És um grande pensador e questionador.
instiga em seus textos que o leitor desvele o conteúdo escrito.
Observo detalhamento irreverente da oração considerada uma marca forte de súplica, reconhecimento, devoção proclamada por quase todas as doutrinas como reza universal.
interessante que quando recito O PAI NOSSO. REPITO várias vezes parando e respirando o LIVRAI NOS DO MAL, AMÉM!
prática automática até a observância do seu texto.
Gratidão ao acesso a sua produção literária.
Maria Rita,
sou grato a ti, por esses comentários e, principalmente, pela divulgação do que escrevo.
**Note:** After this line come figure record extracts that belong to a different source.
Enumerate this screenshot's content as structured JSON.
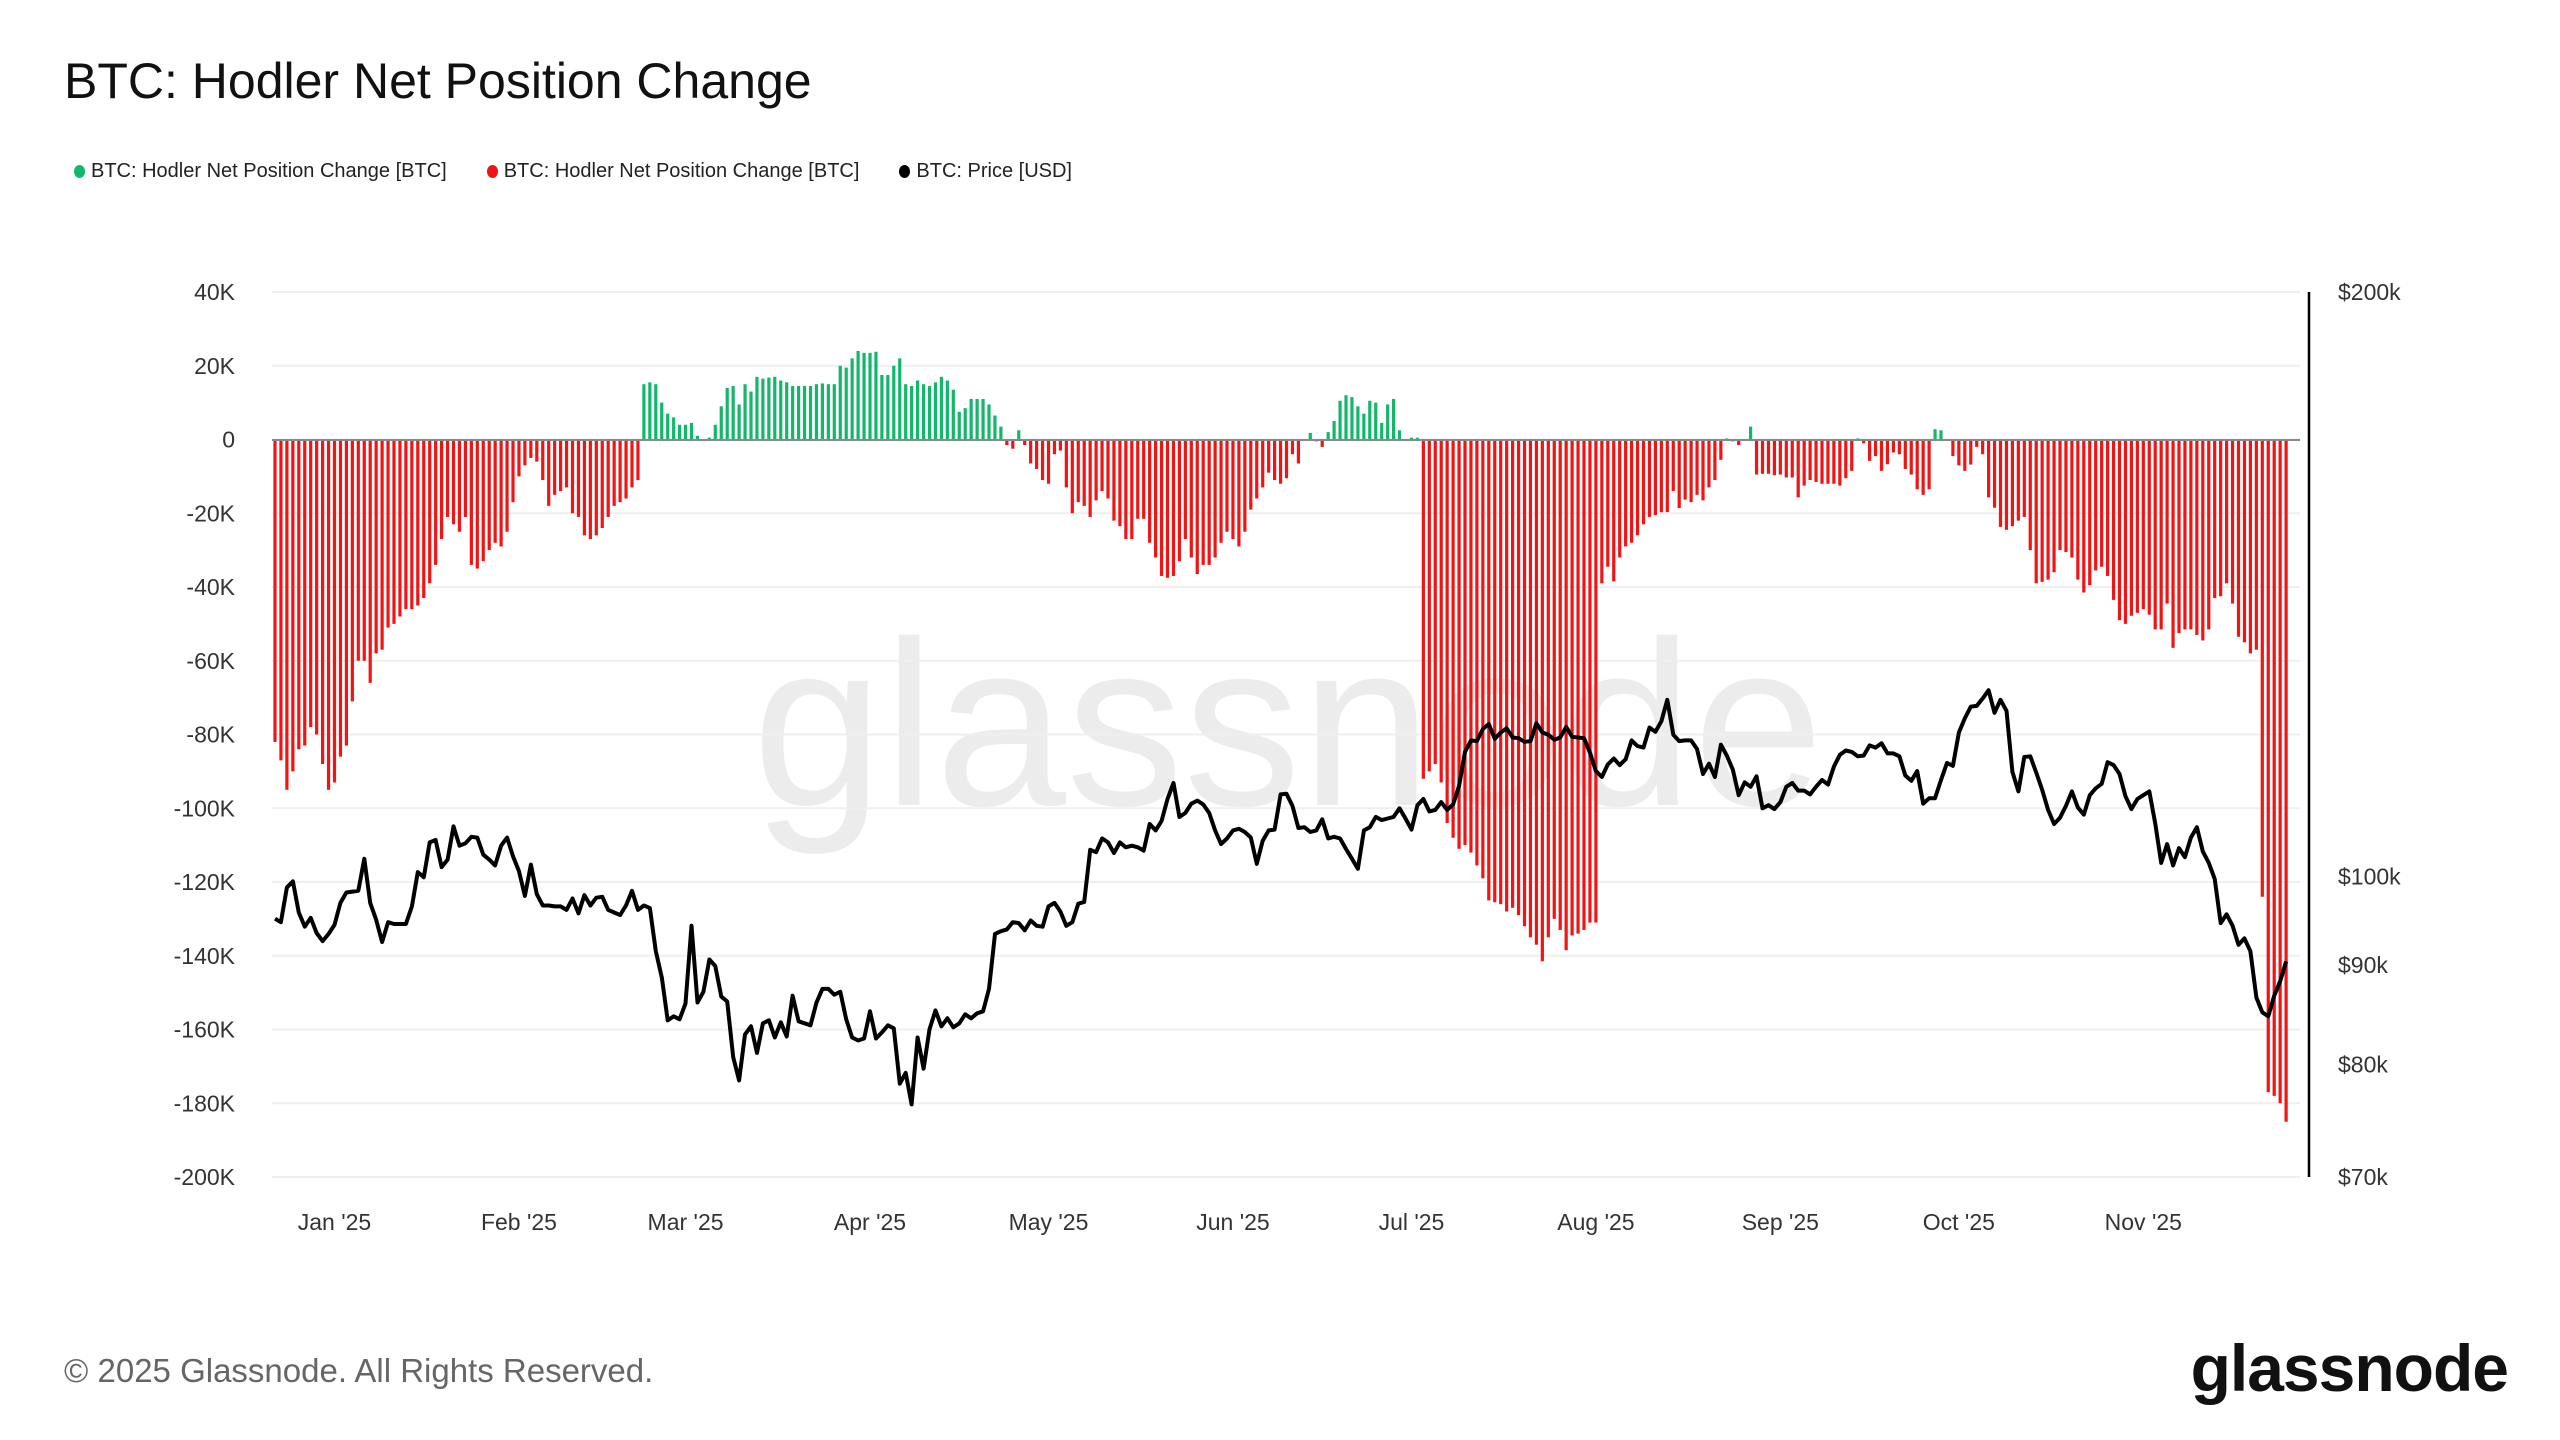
{
  "title": "BTC: Hodler Net Position Change",
  "legend": [
    {
      "label": "BTC: Hodler Net Position Change [BTC]",
      "color": "#12b76a"
    },
    {
      "label": "BTC: Hodler Net Position Change [BTC]",
      "color": "#f01414"
    },
    {
      "label": "BTC: Price [USD]",
      "color": "#000000"
    }
  ],
  "footer": "© 2025 Glassnode. All Rights Reserved.",
  "logo": "glassnode",
  "watermark": "glassnode",
  "chart_data": {
    "type": "bar+line",
    "title": "BTC: Hodler Net Position Change",
    "grid": true,
    "legend_position": "top-left",
    "left_axis": {
      "ylim": [
        -200000,
        40000
      ],
      "ticks": [
        {
          "value": 40000,
          "label": "40K"
        },
        {
          "value": 20000,
          "label": "20K"
        },
        {
          "value": 0,
          "label": "0"
        },
        {
          "value": -20000,
          "label": "-20K"
        },
        {
          "value": -40000,
          "label": "-40K"
        },
        {
          "value": -60000,
          "label": "-60K"
        },
        {
          "value": -80000,
          "label": "-80K"
        },
        {
          "value": -100000,
          "label": "-100K"
        },
        {
          "value": -120000,
          "label": "-120K"
        },
        {
          "value": -140000,
          "label": "-140K"
        },
        {
          "value": -160000,
          "label": "-160K"
        },
        {
          "value": -180000,
          "label": "-180K"
        },
        {
          "value": -200000,
          "label": "-200K"
        }
      ]
    },
    "right_axis": {
      "scale": "log",
      "ylim": [
        70000,
        200000
      ],
      "ticks": [
        {
          "value": 200000,
          "label": "$200k"
        },
        {
          "value": 100000,
          "label": "$100k"
        },
        {
          "value": 90000,
          "label": "$90k"
        },
        {
          "value": 80000,
          "label": "$80k"
        },
        {
          "value": 70000,
          "label": "$70k"
        }
      ]
    },
    "x_ticks": [
      {
        "date": "2025-01-01",
        "label": "Jan '25"
      },
      {
        "date": "2025-02-01",
        "label": "Feb '25"
      },
      {
        "date": "2025-03-01",
        "label": "Mar '25"
      },
      {
        "date": "2025-04-01",
        "label": "Apr '25"
      },
      {
        "date": "2025-05-01",
        "label": "May '25"
      },
      {
        "date": "2025-06-01",
        "label": "Jun '25"
      },
      {
        "date": "2025-07-01",
        "label": "Jul '25"
      },
      {
        "date": "2025-08-01",
        "label": "Aug '25"
      },
      {
        "date": "2025-09-01",
        "label": "Sep '25"
      },
      {
        "date": "2025-10-01",
        "label": "Oct '25"
      },
      {
        "date": "2025-11-01",
        "label": "Nov '25"
      }
    ],
    "colors": {
      "positive": "#12b76a",
      "negative": "#f01414",
      "price": "#000000"
    },
    "months": [
      {
        "month": "2024-12",
        "first_day": 22,
        "net_position_change_btc": [
          -82000,
          -87000,
          -95000,
          -90000,
          -84000,
          -83000,
          -78000,
          -80000,
          -88000,
          -95000
        ],
        "price_usd": [
          95100,
          94700,
          98700,
          99400,
          95800,
          94200,
          95200,
          93500,
          92600,
          93400
        ]
      },
      {
        "month": "2025-01",
        "first_day": 1,
        "net_position_change_btc": [
          -93000,
          -86000,
          -83000,
          -71000,
          -60000,
          -60000,
          -66000,
          -58000,
          -57000,
          -51000,
          -50000,
          -48000,
          -46000,
          -46000,
          -45000,
          -43000,
          -39000,
          -34000,
          -27000,
          -21000,
          -23000,
          -25000,
          -21000,
          -34000,
          -35000,
          -33000,
          -30000,
          -28000,
          -29000,
          -25000,
          -17000
        ],
        "price_usd": [
          94400,
          96900,
          98100,
          98200,
          98300,
          102100,
          96900,
          95000,
          92500,
          94700,
          94500,
          94500,
          94500,
          96500,
          100500,
          99900,
          104100,
          104400,
          101100,
          102000,
          106100,
          103700,
          104000,
          104800,
          104700,
          102600,
          102000,
          101300,
          103700,
          104700,
          102400
        ]
      },
      {
        "month": "2025-02",
        "first_day": 1,
        "net_position_change_btc": [
          -10000,
          -7000,
          -5000,
          -6000,
          -11000,
          -18000,
          -15000,
          -14000,
          -13000,
          -20000,
          -21000,
          -26000,
          -27000,
          -26000,
          -24000,
          -21000,
          -18000,
          -17000,
          -16000,
          -13000,
          -11000,
          15000,
          15500,
          15000,
          10000,
          7000,
          6000,
          4000
        ],
        "price_usd": [
          100600,
          97700,
          101400,
          97900,
          96600,
          96600,
          96500,
          96500,
          96100,
          97400,
          95700,
          97800,
          96600,
          97500,
          97600,
          96100,
          95800,
          95500,
          96600,
          98300,
          96100,
          96600,
          96300,
          91500,
          88700,
          84300,
          84700,
          84400
        ]
      },
      {
        "month": "2025-03",
        "first_day": 1,
        "net_position_change_btc": [
          4000,
          4500,
          1000,
          0,
          500,
          4000,
          9000,
          14000,
          14500,
          9500,
          15000,
          13000,
          17000,
          16500,
          16800,
          17000,
          16000,
          15500,
          14500,
          14500,
          14500,
          14500,
          15000,
          15200,
          15000,
          15000,
          20000,
          19500,
          22000,
          24000,
          23500
        ],
        "price_usd": [
          86000,
          94300,
          86100,
          87200,
          90600,
          89900,
          86700,
          86200,
          80700,
          78500,
          82900,
          83700,
          81100,
          84000,
          84300,
          82600,
          84100,
          82700,
          86800,
          84200,
          84000,
          83800,
          86100,
          87500,
          87500,
          86900,
          87200,
          84400,
          82600,
          82300,
          82500
        ]
      },
      {
        "month": "2025-04",
        "first_day": 1,
        "net_position_change_btc": [
          23500,
          23800,
          17500,
          17500,
          20000,
          22000,
          15000,
          14500,
          16000,
          15000,
          14500,
          15500,
          17000,
          16000,
          13500,
          7500,
          8500,
          11000,
          11000,
          11000,
          9500,
          6500,
          3500,
          -1500,
          -2500,
          2500,
          -1500,
          -6500,
          -8000,
          -11000
        ],
        "price_usd": [
          85200,
          82500,
          83100,
          83800,
          83500,
          78200,
          79200,
          76300,
          82600,
          79600,
          83400,
          85300,
          83700,
          84500,
          83600,
          84000,
          84900,
          84500,
          85000,
          85200,
          87500,
          93400,
          93700,
          93900,
          94700,
          94600,
          93800,
          94900,
          94300,
          94200
        ]
      },
      {
        "month": "2025-05",
        "first_day": 1,
        "net_position_change_btc": [
          -12000,
          -4000,
          -3000,
          -13000,
          -20000,
          -17000,
          -18000,
          -21000,
          -16500,
          -14000,
          -16000,
          -22000,
          -23500,
          -27000,
          -27000,
          -21500,
          -21500,
          -28000,
          -32000,
          -37000,
          -37500,
          -37000,
          -33000,
          -27000,
          -32000,
          -36500,
          -34000,
          -34000,
          -32000,
          -28000,
          -25000
        ],
        "price_usd": [
          96500,
          96900,
          95900,
          94300,
          94700,
          96800,
          97000,
          103200,
          102900,
          104600,
          104100,
          102800,
          104100,
          103500,
          103700,
          103500,
          103100,
          106400,
          105600,
          106800,
          109600,
          111700,
          107300,
          107800,
          109000,
          109400,
          108900,
          107800,
          105600,
          103900,
          104600
        ]
      },
      {
        "month": "2025-06",
        "first_day": 1,
        "net_position_change_btc": [
          -27000,
          -29000,
          -25000,
          -19000,
          -16000,
          -13000,
          -9000,
          -11000,
          -12000,
          -10500,
          -4000,
          -6500,
          0,
          1800,
          -500,
          -2000,
          2000,
          5000,
          10500,
          12000,
          11500,
          9000,
          7000,
          10500,
          10000,
          4500,
          9500,
          11000,
          2500,
          0
        ],
        "price_usd": [
          105600,
          105800,
          105400,
          104700,
          101500,
          104300,
          105600,
          105700,
          110200,
          110300,
          108700,
          105900,
          106000,
          105400,
          105600,
          107000,
          104600,
          104800,
          104600,
          103300,
          102100,
          100900,
          105600,
          106000,
          107300,
          106900,
          107100,
          107300,
          108400,
          107100
        ]
      },
      {
        "month": "2025-07",
        "first_day": 1,
        "net_position_change_btc": [
          500,
          500,
          -92000,
          -90000,
          -88000,
          -93000,
          -104000,
          -108000,
          -111000,
          -110000,
          -112000,
          -115500,
          -119000,
          -125000,
          -125500,
          -126000,
          -128000,
          -127000,
          -129000,
          -132000,
          -135000,
          -137000,
          -141500,
          -135000,
          -130000,
          -133000,
          -138500,
          -134500,
          -134000,
          -133000,
          -131000
        ],
        "price_usd": [
          105700,
          108800,
          109600,
          108000,
          108200,
          109200,
          108200,
          108900,
          111300,
          115900,
          117500,
          117400,
          119100,
          119800,
          117700,
          118600,
          119200,
          117900,
          117800,
          117300,
          117400,
          119900,
          118600,
          118300,
          117600,
          117900,
          119400,
          118000,
          117900,
          117800,
          115800
        ]
      },
      {
        "month": "2025-08",
        "first_day": 1,
        "net_position_change_btc": [
          -131000,
          -39000,
          -34500,
          -38500,
          -32000,
          -29000,
          -28000,
          -26000,
          -23000,
          -21000,
          -20500,
          -19700,
          -19700,
          -14000,
          -18600,
          -16300,
          -17000,
          -15000,
          -16500,
          -13000,
          -11000,
          -5500,
          300,
          -500,
          -1500,
          0,
          3500,
          -9500,
          -9300,
          -9300,
          -9700
        ],
        "price_usd": [
          113300,
          112500,
          114200,
          115000,
          114100,
          114900,
          117500,
          116700,
          116500,
          119300,
          118700,
          120200,
          123300,
          118300,
          117400,
          117500,
          117500,
          116300,
          112900,
          114300,
          112500,
          116900,
          115400,
          113500,
          110100,
          111800,
          111200,
          112600,
          108400,
          108800,
          108300
        ]
      },
      {
        "month": "2025-09",
        "first_day": 1,
        "net_position_change_btc": [
          -9500,
          -10300,
          -10300,
          -15700,
          -12500,
          -11000,
          -11500,
          -12000,
          -12000,
          -12000,
          -12500,
          -10500,
          -8500,
          300,
          -1000,
          -5800,
          -4500,
          -8500,
          -6700,
          -3500,
          -4000,
          -8000,
          -9500,
          -13500,
          -15000,
          -13500,
          2800,
          2500,
          0,
          -4500
        ],
        "price_usd": [
          109200,
          111200,
          111700,
          110700,
          110700,
          110200,
          111200,
          112100,
          111500,
          113900,
          115500,
          116100,
          115900,
          115300,
          115400,
          116800,
          116500,
          117100,
          115700,
          115700,
          115300,
          112700,
          112000,
          113300,
          109000,
          109700,
          109700,
          112100,
          114400,
          114000
        ]
      },
      {
        "month": "2025-10",
        "first_day": 1,
        "net_position_change_btc": [
          -7000,
          -8500,
          -6800,
          -2000,
          -4000,
          -15700,
          -18500,
          -23700,
          -24500,
          -23500,
          -22000,
          -21000,
          -30000,
          -39000,
          -38600,
          -38000,
          -36000,
          -30000,
          -30500,
          -32000,
          -38000,
          -41500,
          -39500,
          -35500,
          -34500,
          -37000,
          -43500,
          -49000,
          -50000,
          -47800,
          -47000
        ],
        "price_usd": [
          118600,
          120600,
          122300,
          122400,
          123500,
          124700,
          121400,
          123300,
          121700,
          113200,
          110600,
          115200,
          115300,
          113100,
          110800,
          108200,
          106400,
          107200,
          108700,
          110600,
          108500,
          107600,
          110100,
          111000,
          111600,
          114500,
          114100,
          112900,
          110000,
          108300,
          109600
        ]
      },
      {
        "month": "2025-11",
        "first_day": 1,
        "net_position_change_btc": [
          -46000,
          -47500,
          -51500,
          -51500,
          -44500,
          -56500,
          -52500,
          -51500,
          -51500,
          -53000,
          -54500,
          -51500,
          -43000,
          -42500,
          -39000,
          -44500,
          -53500,
          -55000,
          -58000,
          -57000,
          -124000,
          -177000,
          -178000,
          -180000,
          -185000
        ],
        "price_usd": [
          110100,
          110600,
          106500,
          101600,
          103900,
          101300,
          103400,
          102300,
          104700,
          106000,
          103000,
          101600,
          99700,
          94600,
          95600,
          94300,
          92200,
          92900,
          91500,
          86600,
          85100,
          84700,
          86800,
          88300,
          90400
        ]
      }
    ]
  }
}
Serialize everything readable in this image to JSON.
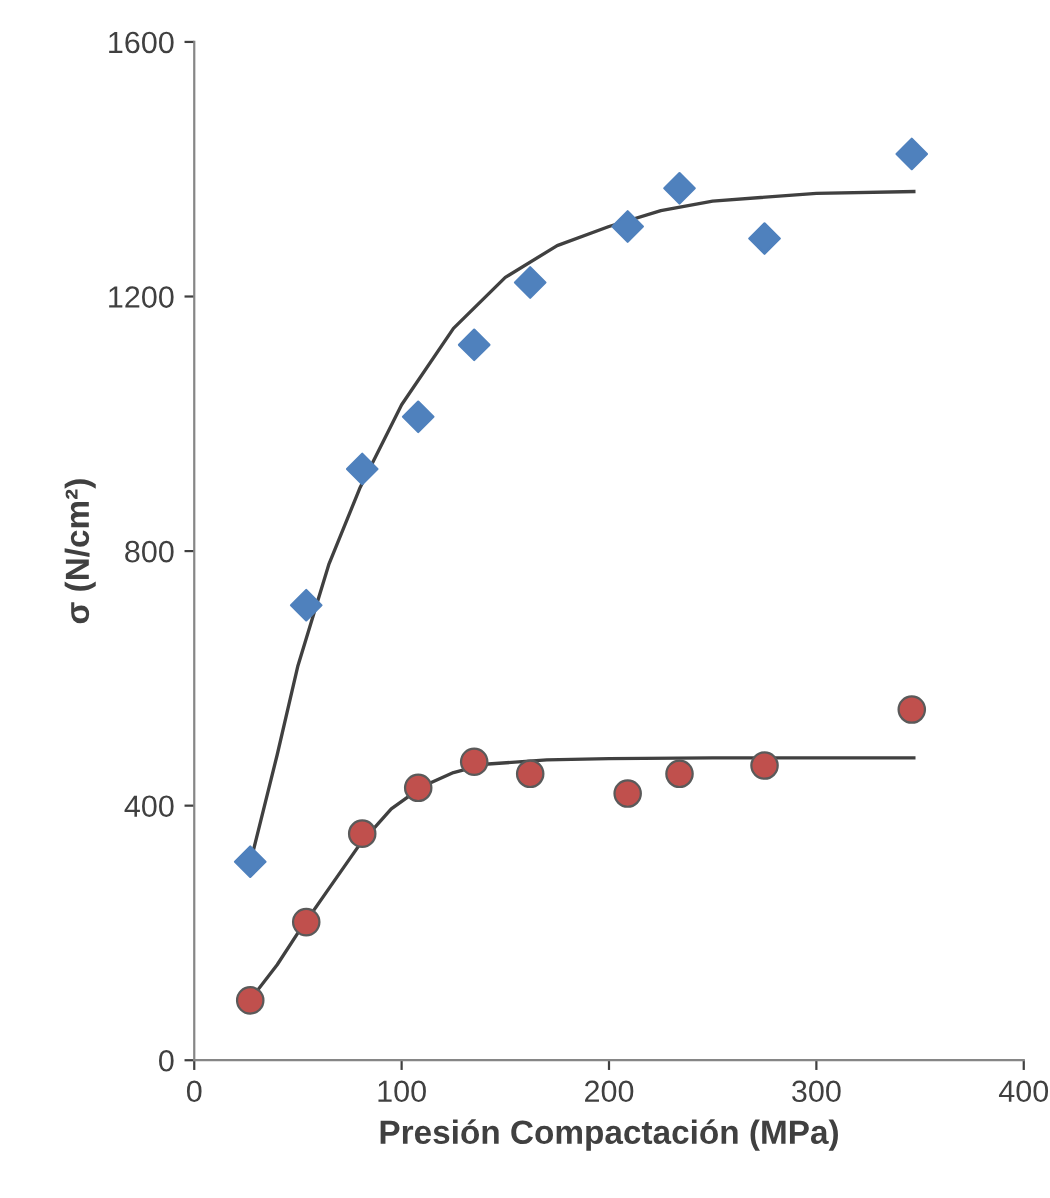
{
  "chart_data": {
    "type": "scatter",
    "xlabel": "Presión Compactación (MPa)",
    "ylabel": "σ (N/cm²)",
    "xlim": [
      0,
      400
    ],
    "ylim": [
      0,
      1600
    ],
    "xticks": [
      0,
      100,
      200,
      300,
      400
    ],
    "yticks": [
      0,
      400,
      800,
      1200,
      1600
    ],
    "grid": false,
    "legend": false,
    "series": [
      {
        "marker": "diamond",
        "color": "#4f81bd",
        "x": [
          27,
          54,
          81,
          108,
          135,
          162,
          209,
          234,
          275,
          346
        ],
        "values": [
          312,
          715,
          929,
          1011,
          1124,
          1222,
          1310,
          1370,
          1291,
          1424
        ]
      },
      {
        "marker": "circle",
        "color": "#c0504d",
        "x": [
          27,
          54,
          81,
          108,
          135,
          162,
          209,
          234,
          275,
          346
        ],
        "values": [
          94,
          217,
          356,
          428,
          469,
          450,
          419,
          450,
          463,
          551
        ]
      },
      {
        "type": "line",
        "marker": "none",
        "color": "#404040",
        "x": [
          27,
          40,
          50,
          65,
          80,
          100,
          125,
          150,
          175,
          200,
          225,
          250,
          300,
          347
        ],
        "values": [
          310,
          480,
          620,
          780,
          900,
          1030,
          1150,
          1230,
          1280,
          1310,
          1335,
          1350,
          1362,
          1365
        ]
      },
      {
        "type": "line",
        "marker": "none",
        "color": "#404040",
        "x": [
          27,
          40,
          50,
          65,
          80,
          95,
          110,
          125,
          140,
          170,
          200,
          250,
          347
        ],
        "values": [
          95,
          150,
          200,
          270,
          340,
          395,
          430,
          452,
          465,
          472,
          474,
          475,
          475
        ]
      }
    ]
  }
}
Sou aprendiz: da Vida, de mim mesmo, das pessoas com quem dialogo e dos poetas que me precederam e me inspiram. Como este
https://www.recantodasletras.com.br/poesias-concretas/4194971
Com esforço, analisei o texto religioso, do ponto de vista linguístico, segundo regras de domínio público. Qualquer pessoa poderia ter escrito esse “detalhamento”, sem expor a reverência das pessoas ou as pessoas reverentes.
Talvez, nos dois últimos parágrafos, a análise filosófica possa desagradar a quem repete as palavras sem pensar no que significam ou sem praticar o que rezam. No entanto, eles podem ser retirados, se você julgar necessário.
Agradeço a você e a todas as pessoas com quem você compartilha minhas publicações.